Lower-extremity wearable robotic devices, first introduced in the early 2000s, have been developed to enhance human mobility and support therapeutic training for patients. Recent advancements in human-in-the-loop (HIL) optimization have significantly improved the control of these devices, fine-tuning the interaction between humans and robots. This has led to more personalized assistance for daily living activities and rehabilitation training. Our comprehensive and extensive literature review, spanning from January 2017 to December 2023, highlights 34 noteworthy studies that have demonstrated enhanced human locomotion performance through HIL-optimized and personalized assistance. This review explores pivotal innovations and methodologies for controlling lower-extremity robotic exoskeletons, exosuits, and prostheses.

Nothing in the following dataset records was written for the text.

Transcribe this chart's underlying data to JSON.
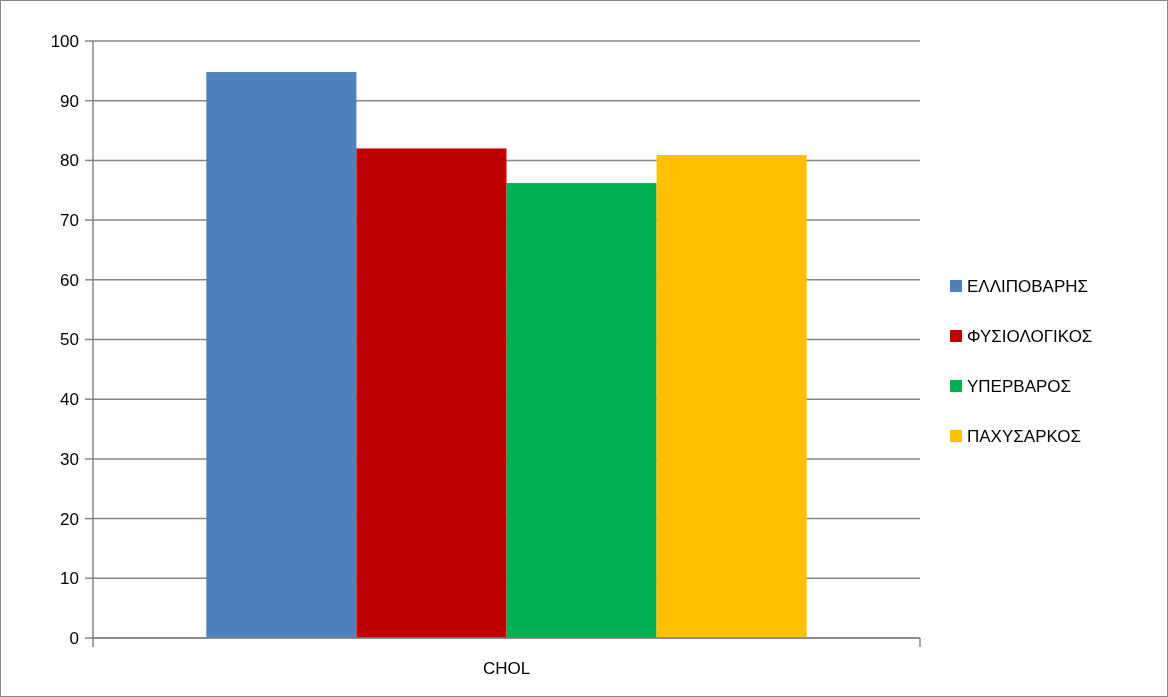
{
  "chart_data": {
    "type": "bar",
    "categories": [
      "CHOL"
    ],
    "series": [
      {
        "name": "ΕΛΛΙΠΟΒΑΡΗΣ",
        "color": "#4f81bd",
        "values": [
          94.8
        ]
      },
      {
        "name": "ΦΥΣΙΟΛΟΓΙΚΟΣ",
        "color": "#c00000",
        "values": [
          82
        ]
      },
      {
        "name": "ΥΠΕΡΒΑΡΟΣ",
        "color": "#00b050",
        "values": [
          76.2
        ]
      },
      {
        "name": "ΠΑΧΥΣΑΡΚΟΣ",
        "color": "#ffc000",
        "values": [
          80.9
        ]
      }
    ],
    "ylim": [
      0,
      100
    ],
    "yticks": [
      0,
      10,
      20,
      30,
      40,
      50,
      60,
      70,
      80,
      90,
      100
    ],
    "grid": "y",
    "legend": "right"
  }
}
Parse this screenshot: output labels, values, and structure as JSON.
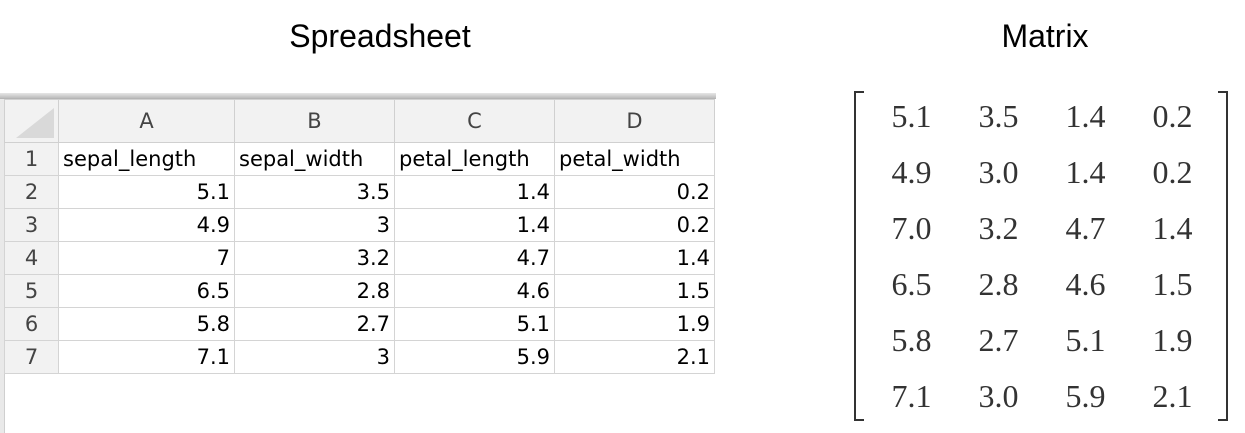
{
  "spreadsheet": {
    "heading": "Spreadsheet",
    "column_letters": [
      "A",
      "B",
      "C",
      "D"
    ],
    "row_numbers": [
      "1",
      "2",
      "3",
      "4",
      "5",
      "6",
      "7"
    ],
    "headers": [
      "sepal_length",
      "sepal_width",
      "petal_length",
      "petal_width"
    ],
    "rows": [
      [
        "5.1",
        "3.5",
        "1.4",
        "0.2"
      ],
      [
        "4.9",
        "3",
        "1.4",
        "0.2"
      ],
      [
        "7",
        "3.2",
        "4.7",
        "1.4"
      ],
      [
        "6.5",
        "2.8",
        "4.6",
        "1.5"
      ],
      [
        "5.8",
        "2.7",
        "5.1",
        "1.9"
      ],
      [
        "7.1",
        "3",
        "5.9",
        "2.1"
      ]
    ]
  },
  "matrix": {
    "heading": "Matrix",
    "rows": [
      [
        "5.1",
        "3.5",
        "1.4",
        "0.2"
      ],
      [
        "4.9",
        "3.0",
        "1.4",
        "0.2"
      ],
      [
        "7.0",
        "3.2",
        "4.7",
        "1.4"
      ],
      [
        "6.5",
        "2.8",
        "4.6",
        "1.5"
      ],
      [
        "5.8",
        "2.7",
        "5.1",
        "1.9"
      ],
      [
        "7.1",
        "3.0",
        "5.9",
        "2.1"
      ]
    ]
  }
}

It covers the establishment of control objectives, the application of various optimization methods, and the assessment of outcomes. Additionally, we provide a comparative analysis of the HIL optimization method against alternative control strategies, such as those based on reinforcement learning. Looking forward, we discuss expected trends that aim to enhance the efficacy of wearable robotic devices. We also recognize the challenges that need to be addressed to fully realize the benefits of customized gait assistance for individuals with lower-extremity impairments or neurological conditions. This includes technological, regulatory, and user-centered issues that could impact the widespread adoption and effectiveness of these innovative systems.